Galleries full of Rembrandts can be disconcerting because they appear to be the work of not one but many artists. Like Picasso, he was endlessly innovative in response to artistic trends, commissions, subjects and personal circumstances. Broadly speaking, his paint tends toward high polish in the early years and becomes rougher, more textured, sketchy and impressionistic as he ages. But even that generalization breaks down.
"About 1630 he did a number of self-portraits in the same year in three different styles -- rough, smooth and a hybrid," said Dennis Weller, curator of Northern European art at the Raleigh museum. "That ability to change styles within a short time period has caused endless problems" for scholars trying to establish chronologies and to distinguish his work from that done by students, assistants or followers.

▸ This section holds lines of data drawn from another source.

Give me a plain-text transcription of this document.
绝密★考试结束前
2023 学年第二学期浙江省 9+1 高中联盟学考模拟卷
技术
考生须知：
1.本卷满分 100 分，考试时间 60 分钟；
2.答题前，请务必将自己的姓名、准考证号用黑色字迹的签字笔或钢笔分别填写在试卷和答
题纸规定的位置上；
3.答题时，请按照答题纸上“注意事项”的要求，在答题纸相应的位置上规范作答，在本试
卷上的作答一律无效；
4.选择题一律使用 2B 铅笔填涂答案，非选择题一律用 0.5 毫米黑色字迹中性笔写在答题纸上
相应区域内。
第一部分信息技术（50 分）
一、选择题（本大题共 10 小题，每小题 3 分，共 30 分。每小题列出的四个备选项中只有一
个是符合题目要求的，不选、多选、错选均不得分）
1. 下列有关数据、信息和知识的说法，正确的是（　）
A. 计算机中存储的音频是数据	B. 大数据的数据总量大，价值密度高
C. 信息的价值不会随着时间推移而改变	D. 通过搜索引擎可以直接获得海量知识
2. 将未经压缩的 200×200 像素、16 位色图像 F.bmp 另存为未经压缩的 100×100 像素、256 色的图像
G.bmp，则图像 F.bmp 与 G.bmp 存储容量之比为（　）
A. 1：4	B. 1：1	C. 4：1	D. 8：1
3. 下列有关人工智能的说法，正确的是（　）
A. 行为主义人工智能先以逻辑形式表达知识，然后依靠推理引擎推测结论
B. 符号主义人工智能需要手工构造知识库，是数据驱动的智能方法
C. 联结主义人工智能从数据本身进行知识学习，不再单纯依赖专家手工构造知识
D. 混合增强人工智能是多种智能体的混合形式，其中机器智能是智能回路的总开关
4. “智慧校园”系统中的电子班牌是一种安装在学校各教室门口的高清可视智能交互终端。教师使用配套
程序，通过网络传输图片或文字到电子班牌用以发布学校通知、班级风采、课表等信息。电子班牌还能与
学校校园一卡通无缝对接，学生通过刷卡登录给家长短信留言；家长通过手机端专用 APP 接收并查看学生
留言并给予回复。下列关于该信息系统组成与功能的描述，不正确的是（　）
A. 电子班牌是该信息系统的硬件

The three self-portraits in the Minneapolis show span Rembrandt's career, from a marvelously shadowed 1629 piece in which he seems about to speak, to a callow 1634 number and then to the National Gallery of Art's riveting warts-and-all (literally) 1659 image.
At the MIA, "authentic" Rembrandts are hung among paintings that experts now consider to be workshop pieces. In the 17th century it was common for the master to touch up work by an assistant or student and sell it under his own name. Clients even sometimes stipulated how much attention they expected from the top dog and at what price. This led to such a proliferation of "Rembrandts" that by the mid-20th century an improbable 750 to 1,000 paintings were attributed to him, about 175 of them in American collections.

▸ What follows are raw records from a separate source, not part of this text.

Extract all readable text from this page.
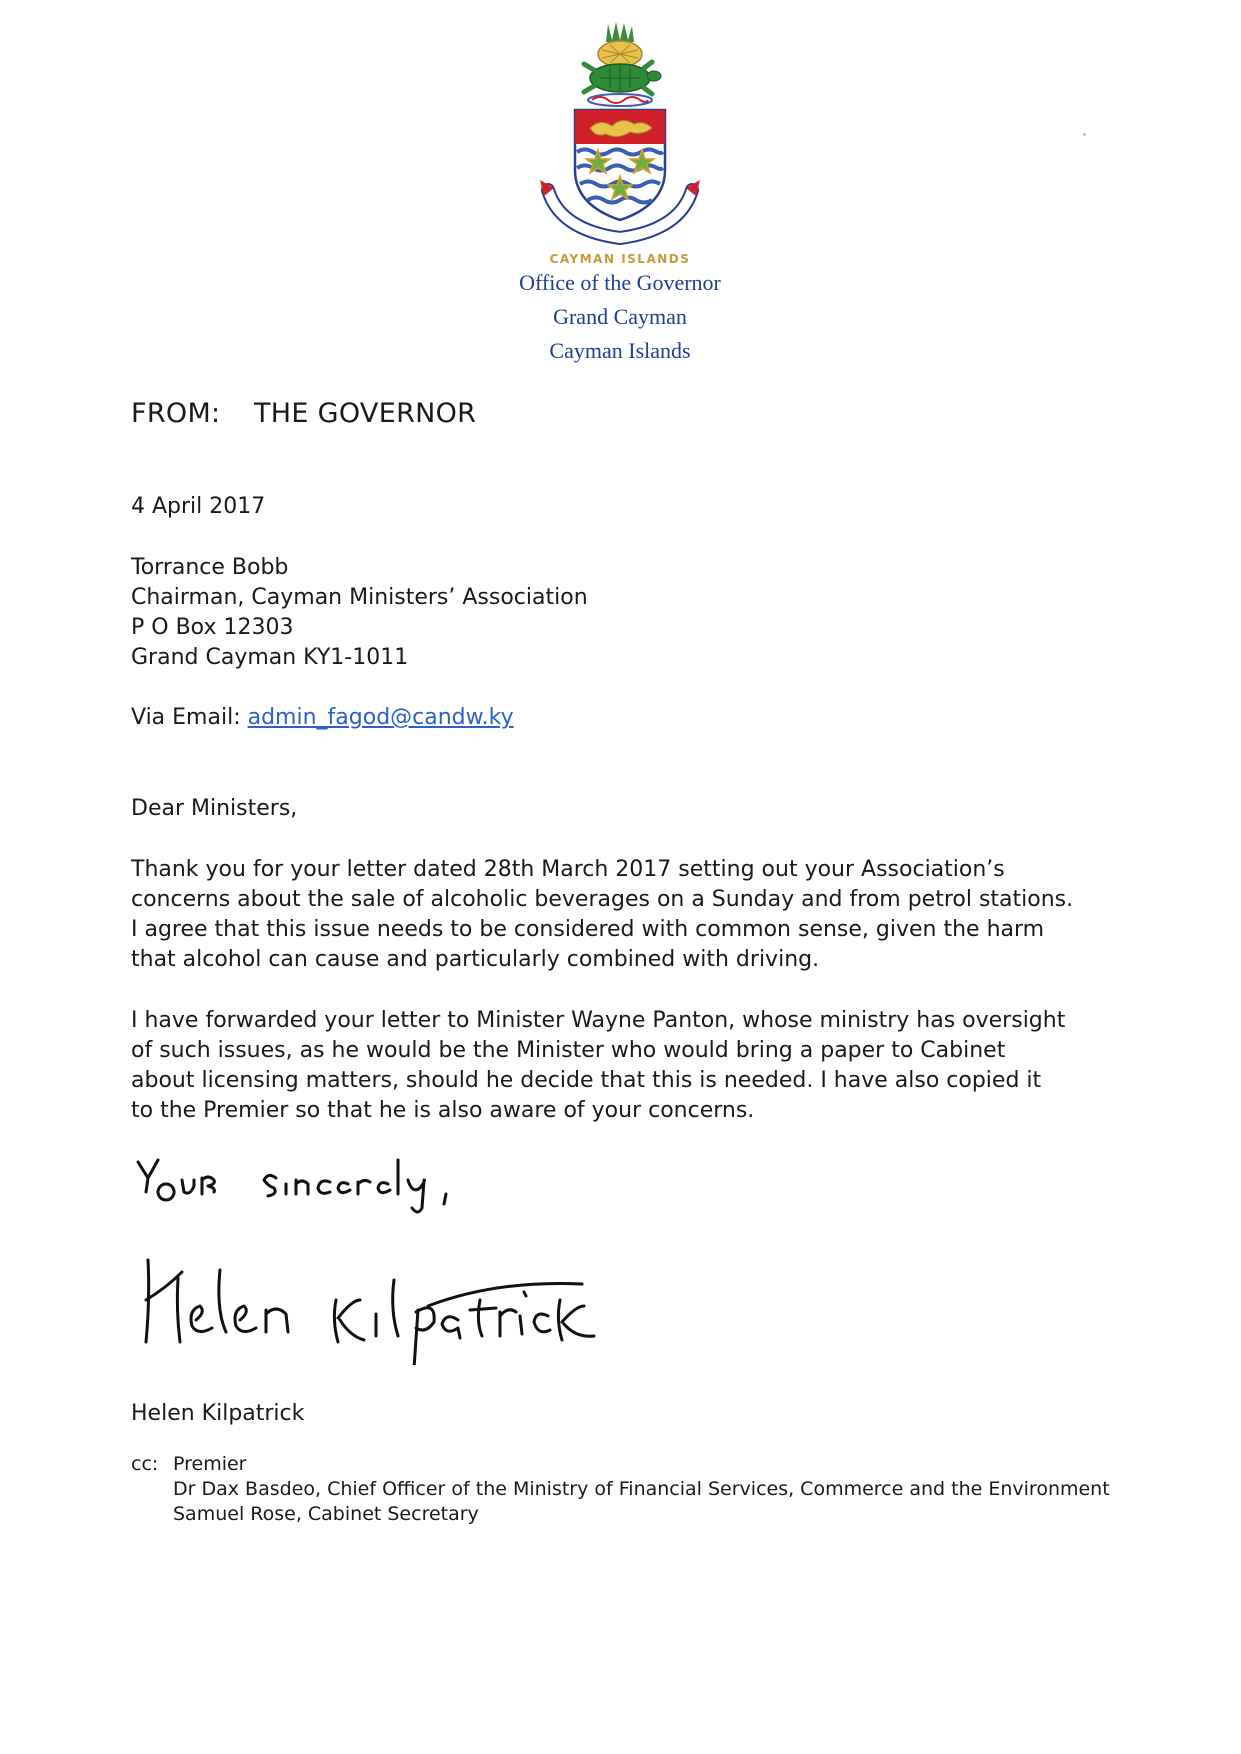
CAYMAN ISLANDS
Office of the Governor
Grand Cayman
Cayman Islands
FROM: THE GOVERNOR
4 April 2017
Torrance Bobb
Chairman, Cayman Ministers’ Association
P O Box 12303
Grand Cayman KY1-1011
Via Email: admin_fagod@candw.ky
Dear Ministers,
Thank you for your letter dated 28th March 2017 setting out your Association’s
concerns about the sale of alcoholic beverages on a Sunday and from petrol stations.
I agree that this issue needs to be considered with common sense, given the harm
that alcohol can cause and particularly combined with driving.
I have forwarded your letter to Minister Wayne Panton, whose ministry has oversight
of such issues, as he would be the Minister who would bring a paper to Cabinet
about licensing matters, should he decide that this is needed. I have also copied it
to the Premier so that he is also aware of your concerns.
Helen Kilpatrick
cc: Premier
Dr Dax Basdeo, Chief Officer of the Ministry of Financial Services, Commerce and the Environment
Samuel Rose, Cabinet Secretary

In 1968 a Dutch group formed the Rembrandt Research Project to apply scientific techniques and archival research to Rembrandt studies. By the time it disbanded in 2011, the project had published five volumes totaling more than 4,000 pages and reduced his oeuvre to about 320 paintings, plus some still in question. In the end X-rays, infrared photography, chemical analysis, dendrochronology (counting tree rings) and other scientific techniques proved helpful but not conclusive because Rembrandt and his associates often used the same pigments, canvas from the same bolt and even wood panels from the same trees.

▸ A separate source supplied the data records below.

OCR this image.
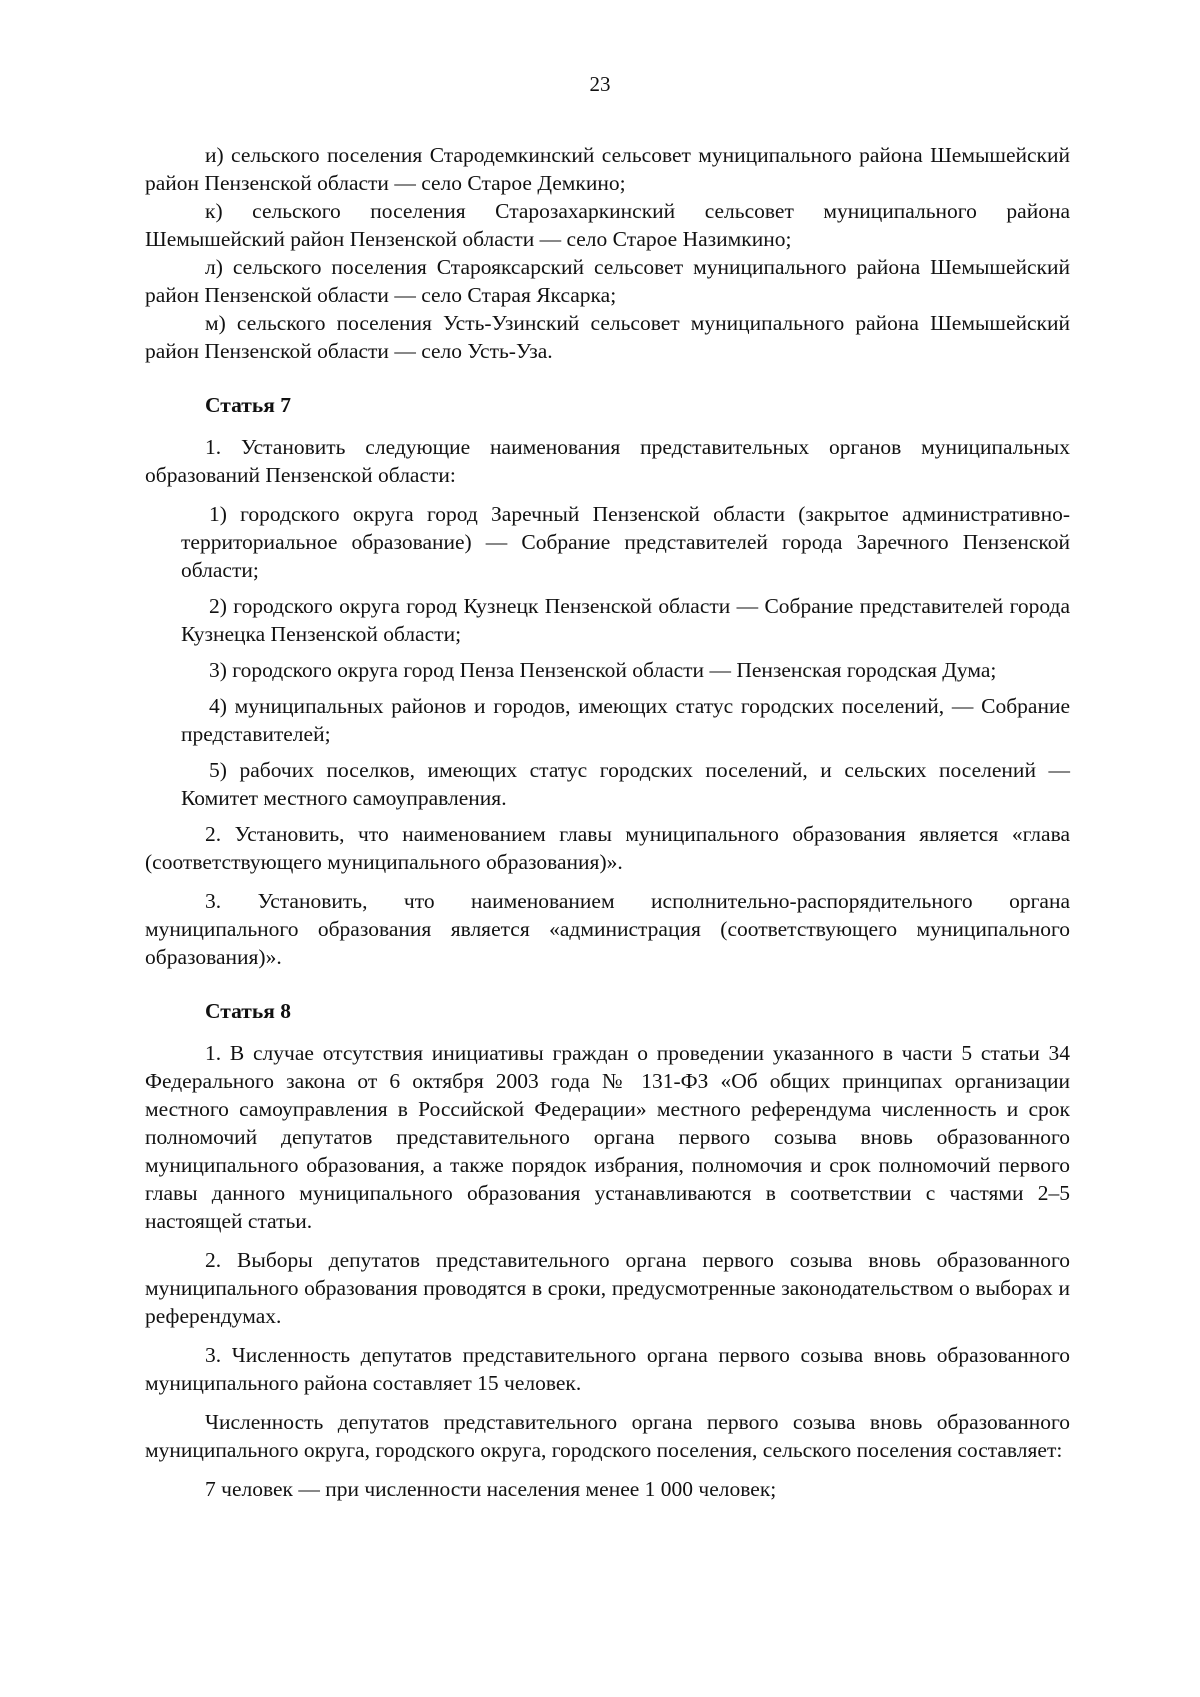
23

и) сельского поселения Стародемкинский сельсовет муниципального района Шемышейский район Пензенской области — село Старое Демкино;

к) сельского поселения Старозахаркинский сельсовет муниципального района Шемышейский район Пензенской области — село Старое Назимкино;

л) сельского поселения Старояксарский сельсовет муниципального района Шемышейский район Пензенской области — село Старая Яксарка;

м) сельского поселения Усть-Узинский сельсовет муниципального района Шемышейский район Пензенской области — село Усть-Уза.

Статья 7

1. Установить следующие наименования представительных органов муниципальных образований Пензенской области:

1) городского округа город Заречный Пензенской области (закрытое административно-территориальное образование) — Собрание представителей города Заречного Пензенской области;

2) городского округа город Кузнецк Пензенской области — Собрание представителей города Кузнецка Пензенской области;

3) городского округа город Пенза Пензенской области — Пензенская городская Дума;

4) муниципальных районов и городов, имеющих статус городских поселений, — Собрание представителей;

5) рабочих поселков, имеющих статус городских поселений, и сельских поселений — Комитет местного самоуправления.

2. Установить, что наименованием главы муниципального образования является «глава (соответствующего муниципального образования)».

3. Установить, что наименованием исполнительно-распорядительного органа муниципального образования является «администрация (соответствующего муниципального образования)».

Статья 8

1. В случае отсутствия инициативы граждан о проведении указанного в части 5 статьи 34 Федерального закона от 6 октября 2003 года № 131-ФЗ «Об общих принципах организации местного самоуправления в Российской Федерации» местного референдума численность и срок полномочий депутатов представительного органа первого созыва вновь образованного муниципального образования, а также порядок избрания, полномочия и срок полномочий первого главы данного муниципального образования устанавливаются в соответствии с частями 2–5 настоящей статьи.

2. Выборы депутатов представительного органа первого созыва вновь образованного муниципального образования проводятся в сроки, предусмотренные законодательством о выборах и референдумах.

3. Численность депутатов представительного органа первого созыва вновь образованного муниципального района составляет 15 человек.

Численность депутатов представительного органа первого созыва вновь образованного муниципального округа, городского округа, городского поселения, сельского поселения составляет:

7 человек — при численности населения менее 1 000 человек;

'It really shows how Rembrandt won'
The study validated a number of masterpieces that are in the show, including the MIA's "Lucretia" (which has never been doubted), the powerful "St. Bartholomew" (1657) from the Timken Museum in San Diego and a more introspective 1661 interpretation of the same saint from the Getty Museum in Los Angeles.
High points on view among his early 1630s work include "Old Man With a Gold Chain," two pairs of life-sized husband-and-wife portraits -- all sporting fabulous white ruff collars -- and the breathtakingly alive "Portrait of Marten Looten" from Los Angeles County Museum of Art.
The project also led to a better appreciation of Rembrandt's top students, among them Isaac de Joudreville, Govaert Flinck, Ferdinand Bol and Jan Lievens, who are now credited with images in this show.
Paintings that have been demoted to Not-Rembrandts are still interesting even if they're no longer pilgrimage pictures. The Cleveland Museum of Art once thought it had four Rembrandts, all downgraded long ago. Still, seeing them in this show was "hugely informative," said Jon Seydl, the museum's curator of European painting and sculpture. After comparing Cleveland's pictures with others in the show, the museum plans to restore its "Portrait of a Woman," which now looks "more interesting and subtle" than before. It has divided opinions about De Joudreville as the possible painter of its "Bust of a Young Man With a Gold Chain." And the other two "will mostly live in storage," he said.
"People had stopped writing about them and coming to Cleveland to look at them," Seydl said of the ex-Rembrandts. "In a most generous way, you could say the museum had made a lot of mistakes and really didn't like to talk about it. Now we can. It really shows how Rembrandt won. He got all these people in his lifetime and shortly after to emulate him and do it really well."